Rancho La Brea, once a salt mine, now Hancock Park,
is mired with the remains of tens of thousands of years.
Found during one expedition, 1769, led by Sr. Portola,
dire wolves, saber-toothed cats, pill bugs trapped in
tar geysers issuing from land-like springs. Magpies,
garter snakes, mammoths, scimitar cats. Well-kept,
trace of the La Brea woman (who probably suffered
a violent death at eighteen or twenty) ritually interred
with dog. Also found: falcons, ragweed, one Andalusian.
Lynne Thompson is the author of two full-length collections, Beg No Pardon and Start With A Small Guitar, as well as three chapbooks.

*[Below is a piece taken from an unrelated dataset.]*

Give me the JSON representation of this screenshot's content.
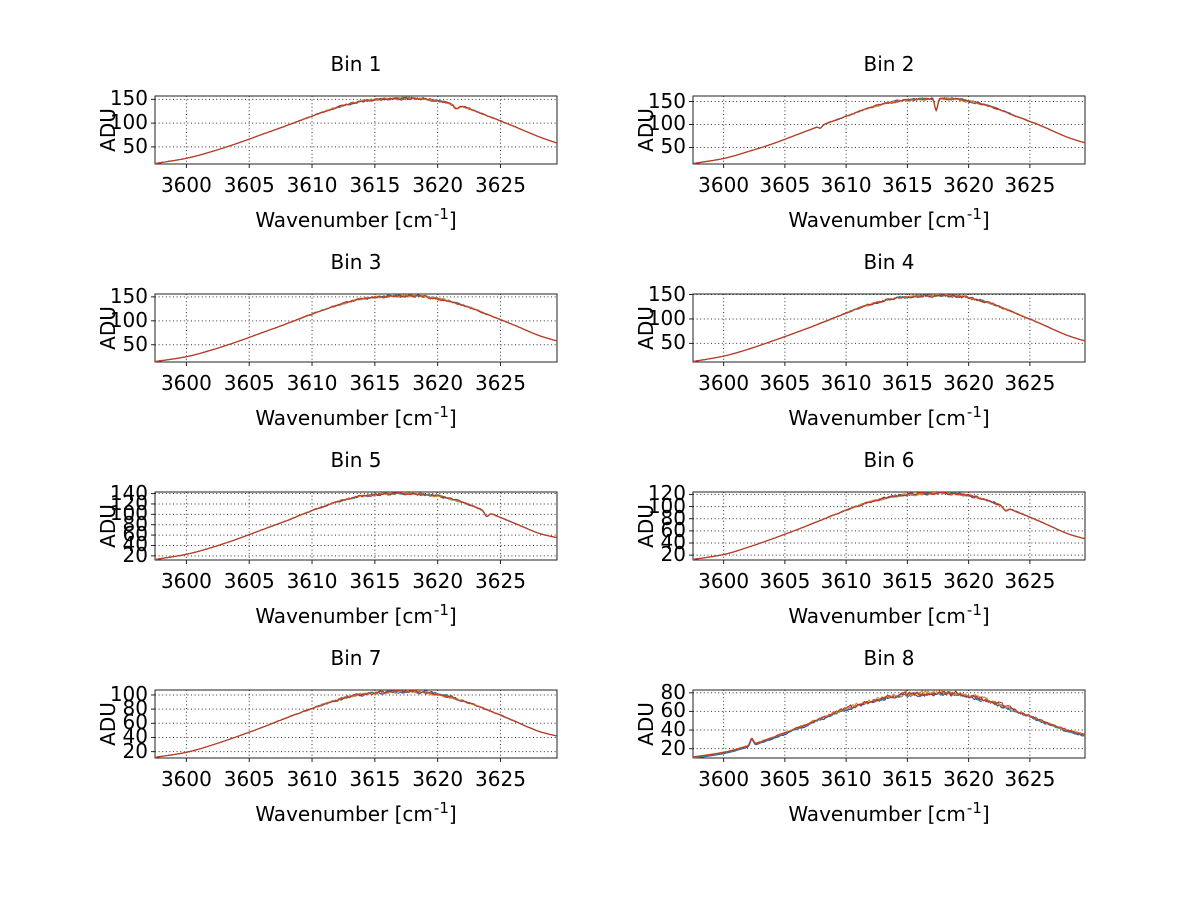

A Pushcart Prize finalist, her poetry has appeared in Prairie Schooner, Poetry, Ecotone, Ploughshares, and African American Review, as well as the anthologies, Wide Awake: Poets of Los Angeles and Beyond and Coiled Serpent, Poets Arising from the Cultural Quakes & Shifts of Los Angeles. A 2015-16 City of Los Angeles Individual Artist Fellow, and winner of the Stephen Dunn Poetry Prize in 2016, Thompson is Reviews and Essays Editor for the literary journal, Spillway.